Brian gave me a somber, quizzical look. “What do you mean?”
“You came to this world to see her again. To tell her one last time that you love her. That’s why you followed me around.”
“Yes, so?”
“So, I’ll be her.” I felt a connection to her, felt her nearby. “I’ll be her right now. So you can say all the things you want to.”
“Tessa, you’re not my wife!”
“I look enough like her to play her,” I said, smiling crookedly.
“She’s a completely different person.”
“I’ll imagine who I’d be if I hadn’t quit the cello and started drawing when I was twelve. If I’d succeeded in seducing my brother’s tutor. If I’d gone to Yale instead of following David to Columbia.” I would imagine myself after every decision that she had made until she slipped into me, like a hand taking on a glove.
Brian, sweet man, was imbued with native effervescence the way deep reds are saturated with blue.
He rose to his feet, warming to the idea. “If you hadn’t studied art but had come to New Haven and met me!”
“Ooh, that’s a hard one: you or Renaissance art,” I teased. “Just kidding. Give me a moment.”
I stepped away, and passersby instinctively gave us a wide berth. My eyes mostly closed, except for a thin slit. I imagined another life, other choices. It was easy for me because I spent so much time in my imaginal world. But the stakes were high—Brian’s happiness—so I went deeper into it. I gave my whole being over to the exercise, every heartbeat.
A pale blue light shimmered around me. In transparency, like a ghost, another me, another Tessa, softer and more confident, stepped up beside me. I continued to concentrate on those other paths, the ones not taken.

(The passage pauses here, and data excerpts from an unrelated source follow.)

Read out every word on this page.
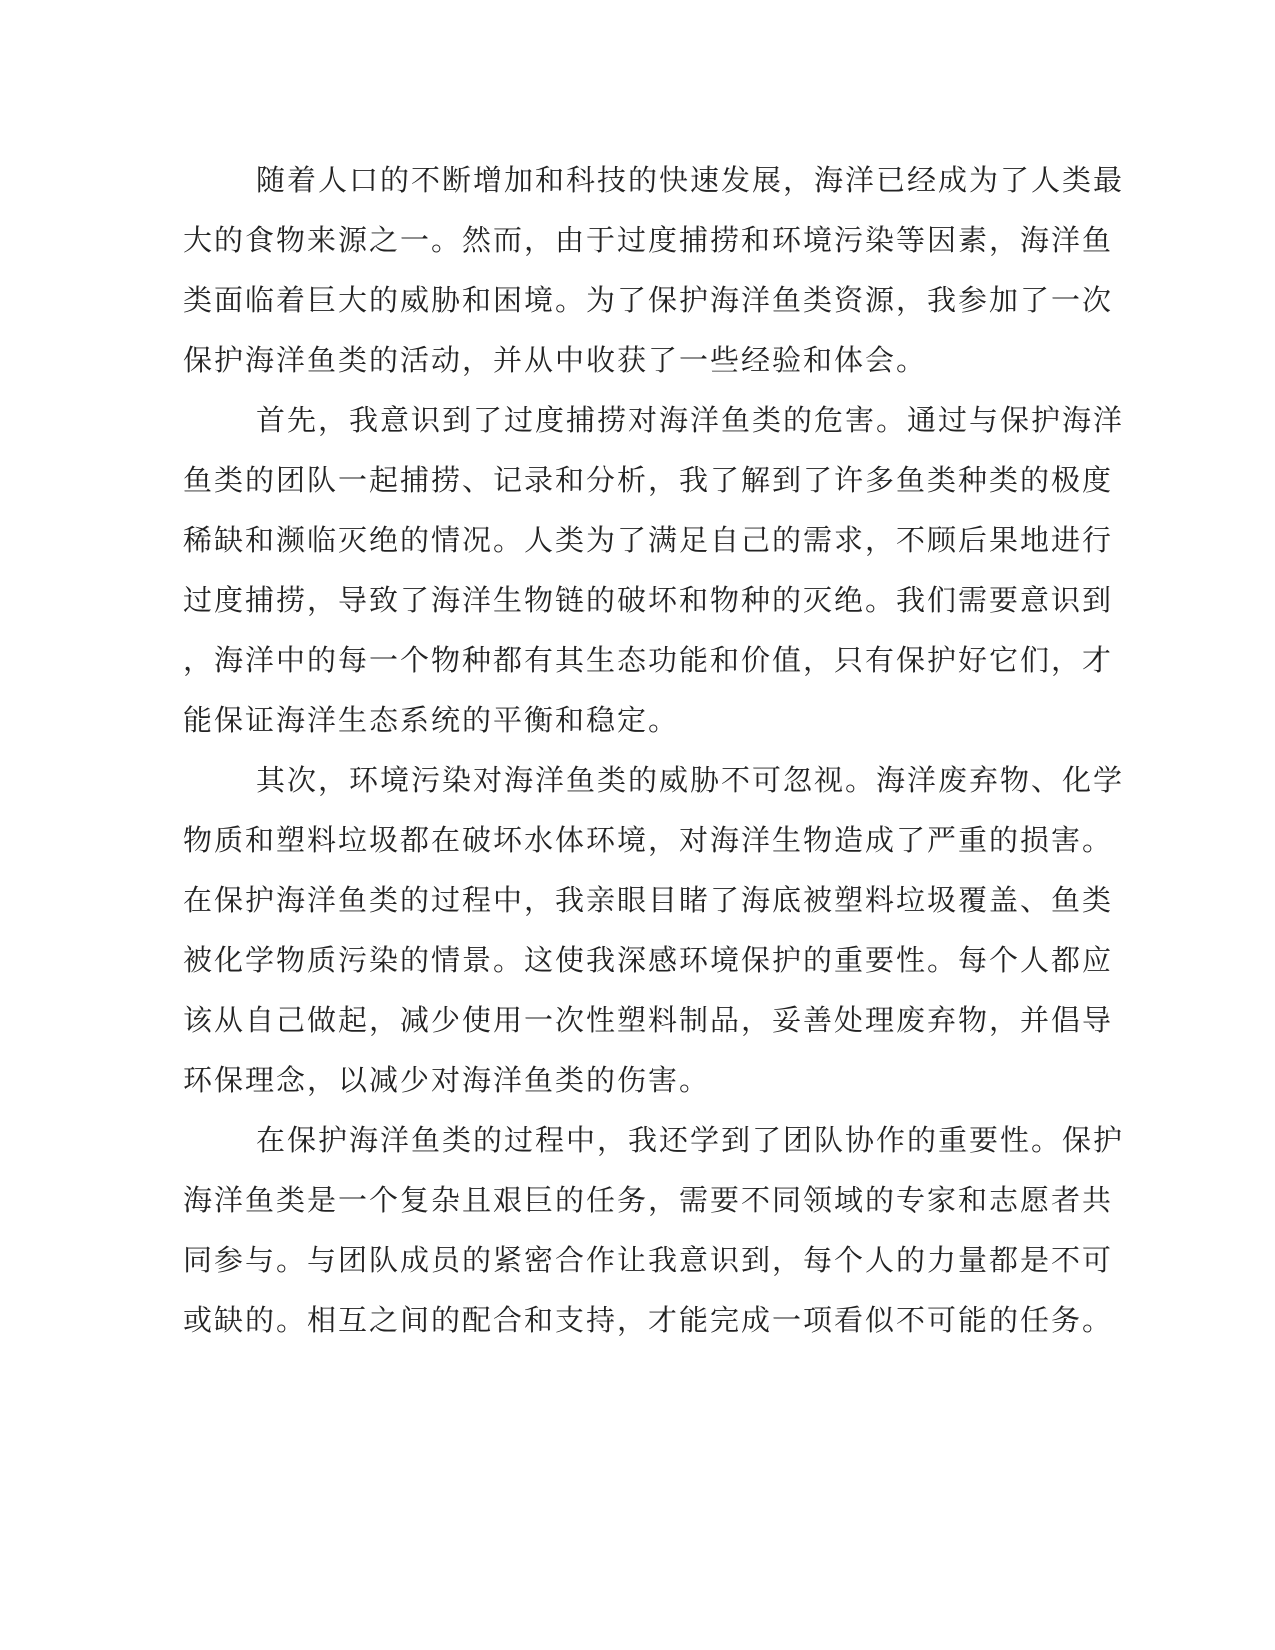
随着人口的不断增加和科技的快速发展，海洋已经成为了人类最
大的食物来源之一。然而，由于过度捕捞和环境污染等因素，海洋鱼
类面临着巨大的威胁和困境。为了保护海洋鱼类资源，我参加了一次
保护海洋鱼类的活动，并从中收获了一些经验和体会。
首先，我意识到了过度捕捞对海洋鱼类的危害。通过与保护海洋
鱼类的团队一起捕捞、记录和分析，我了解到了许多鱼类种类的极度
稀缺和濒临灭绝的情况。人类为了满足自己的需求，不顾后果地进行
过度捕捞，导致了海洋生物链的破坏和物种的灭绝。我们需要意识到
，海洋中的每一个物种都有其生态功能和价值，只有保护好它们，才
能保证海洋生态系统的平衡和稳定。
其次，环境污染对海洋鱼类的威胁不可忽视。海洋废弃物、化学
物质和塑料垃圾都在破坏水体环境，对海洋生物造成了严重的损害。
在保护海洋鱼类的过程中，我亲眼目睹了海底被塑料垃圾覆盖、鱼类
被化学物质污染的情景。这使我深感环境保护的重要性。每个人都应
该从自己做起，减少使用一次性塑料制品，妥善处理废弃物，并倡导
环保理念，以减少对海洋鱼类的伤害。
在保护海洋鱼类的过程中，我还学到了团队协作的重要性。保护
海洋鱼类是一个复杂且艰巨的任务，需要不同领域的专家和志愿者共
同参与。与团队成员的紧密合作让我意识到，每个人的力量都是不可
或缺的。相互之间的配合和支持，才能完成一项看似不可能的任务。
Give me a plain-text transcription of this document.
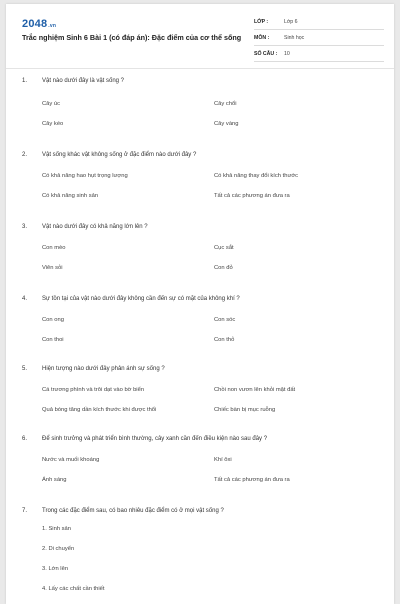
2048.vn
Trắc nghiệm Sinh 6 Bài 1 (có đáp án): Đặc điểm của cơ thể sống
LỚP :	Lớp 6
MÔN :	Sinh học
SỐ CÂU :	10
1.	Vật nào dưới đây là vật sống ?
Cây úc	Cây chổi
Cây kéo	Cây vàng
2.	Vật sống khác vật không sống ở đặc điểm nào dưới đây ?
Có khả năng hao hụt trọng lượng	Có khả năng thay đổi kích thước
Có khả năng sinh sản	Tất cả các phương án đưa ra
3.	Vật nào dưới đây có khả năng lớn lên ?
Con mèo	Cục sắt
Viên sỏi	Con đỏ
4.	Sự tồn tại của vật nào dưới đây không cần đến sự có mặt của không khí ?
Con ong	Con sóc
Con thoi	Con thỏ
5.	Hiện tượng nào dưới đây phản ánh sự sống ?
Cá trương phình và trôi dạt vào bờ biển	Chồi non vươn lên khỏi mặt đất
Quả bóng tăng dần kích thước khi được thổi	Chiếc bàn bị mục ruỗng
6.	Để sinh trưởng và phát triển bình thường, cây xanh cần đến điều kiện nào sau đây ?
Nước và muối khoáng	Khí ôxi
Ánh sáng	Tất cả các phương án đưa ra
7.	Trong các đặc điểm sau, có bao nhiêu đặc điểm có ở mọi vật sống ?
1. Sinh sản
2. Di chuyển
3. Lớn lên
4. Lấy các chất cần thiết
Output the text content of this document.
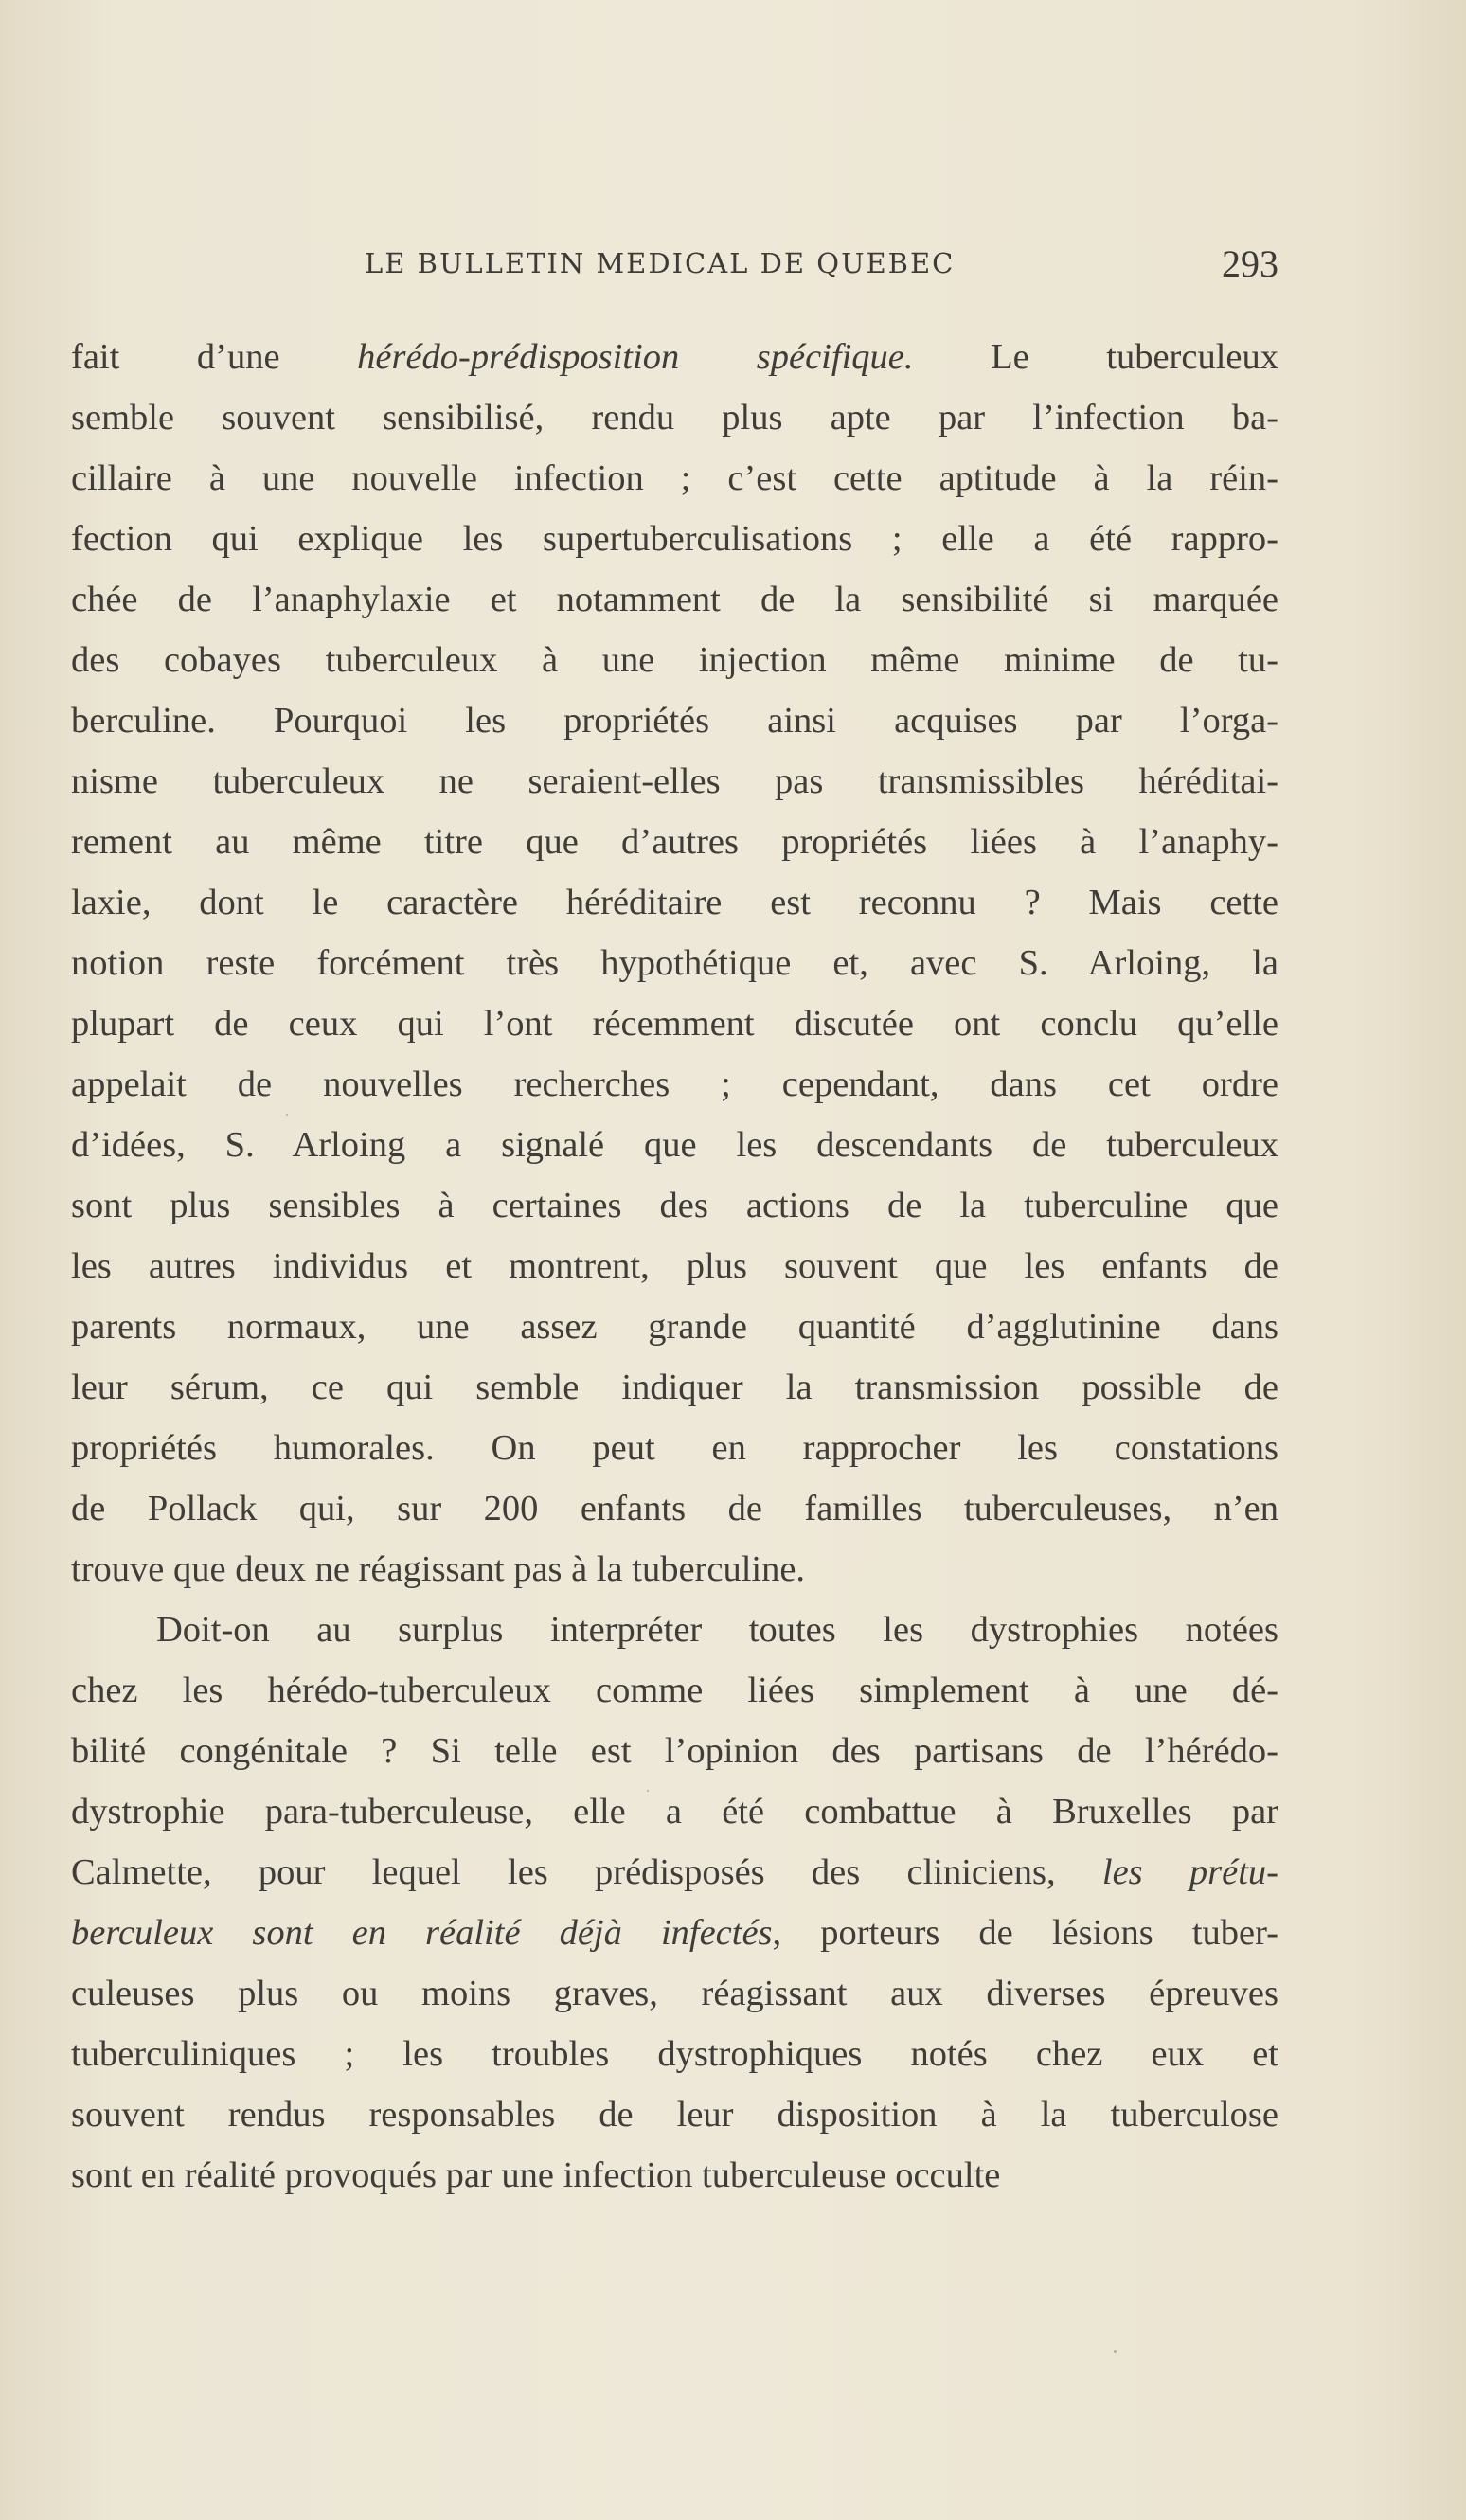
LE BULLETIN MEDICAL DE QUEBEC	293
fait d’une hérédo-prédisposition spécifique. Le tuberculeux
semble souvent sensibilisé, rendu plus apte par l’infection ba-
cillaire à une nouvelle infection ; c’est cette aptitude à la réin-
fection qui explique les supertuberculisations ; elle a été rappro-
chée de l’anaphylaxie et notamment de la sensibilité si marquée
des cobayes tuberculeux à une injection même minime de tu-
berculine. Pourquoi les propriétés ainsi acquises par l’orga-
nisme tuberculeux ne seraient-elles pas transmissibles héréditai-
rement au même titre que d’autres propriétés liées à l’anaphy-
laxie, dont le caractère héréditaire est reconnu ? Mais cette
notion reste forcément très hypothétique et, avec S. Arloing, la
plupart de ceux qui l’ont récemment discutée ont conclu qu’elle
appelait de nouvelles recherches ; cependant, dans cet ordre
d’idées, S. Arloing a signalé que les descendants de tuberculeux
sont plus sensibles à certaines des actions de la tuberculine que
les autres individus et montrent, plus souvent que les enfants de
parents normaux, une assez grande quantité d’agglutinine dans
leur sérum, ce qui semble indiquer la transmission possible de
propriétés humorales. On peut en rapprocher les constations
de Pollack qui, sur 200 enfants de familles tuberculeuses, n’en
trouve que deux ne réagissant pas à la tuberculine.
Doit-on au surplus interpréter toutes les dystrophies notées
chez les hérédo-tuberculeux comme liées simplement à une dé-
bilité congénitale ? Si telle est l’opinion des partisans de l’hérédo-
dystrophie para-tuberculeuse, elle a été combattue à Bruxelles par
Calmette, pour lequel les prédisposés des cliniciens, les prétu-
berculeux sont en réalité déjà infectés, porteurs de lésions tuber-
culeuses plus ou moins graves, réagissant aux diverses épreuves
tuberculiniques ; les troubles dystrophiques notés chez eux et
souvent rendus responsables de leur disposition à la tuberculose
sont en réalité provoqués par une infection tuberculeuse occulte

My breathing deepened and slowed, and time stopped. The blue light around me pulsed. It intensified. The space between heartbeats stretched into an eternity, and the other Tessa walked into my body.
For a moment, we smiled at each other.
Then I stepped out.
“Hello, Professor,” said Tessa, in a teasing voice.
Brian jumped. “Tessa! It’s you!”
“Silly boy. I’m always around you,” she said.
“Always.”
Brian grabbed her hands and clutched them to his chest. “Why did you leave?”
“It was my time. My life had run out, kind of like the joke at the end of a Haydn piece. The loud chord in the Surprise Symphony. You don’t expect it, and there it is,” she said, squeezing his hands back.
“It wasn’t funny to me,” Brian said raggedly.
“You always became humorless at just the wrong time.”
“You’re always so smug and sure you’re right.”
“Am I here to argue with you?” she asked with a fake yawn to show how boring that would be. “You know how that’s going to end. I win, because I’m the superior wordsmith.”
“I want you back to argue with me every day,” Brian choked out. He put his arms around Tessa and held her tightly.
“I’m not coming back, Professor.”
“But I love you, I love you so much.” Brian’s voice was raw, undefended.
“I know, and wasn’t I good? I planned it that way.” Tessa leaned her head to rest her cheek against Brian’s.
“I was the one who chose you!”
“Silly. I knew you were going to love me the first day I saw you at Freshman Orientation,” Tessa’s laugh was silvery and sweet, as he remembered it.
“But you said we could only be friends. I thought I was the consolation prize because perfect David broke up with you.”
“You were never second best, Brian. I wanted you. I wanted what we had. I love you, too. I always will. In every universe.”
Brian couldn’t speak. He struggled to hold in his tears but they spilled down his face. He clutched his Tessa to himself, feeling her every bone and muscle, every molecule, against his being. He engraved her into him. “You are the most amazing woman I ever met. The most amazing person.”
“You don’t have to say that. I already knew you felt that way.”
“I miss you. I miss you every day. I miss holding you.”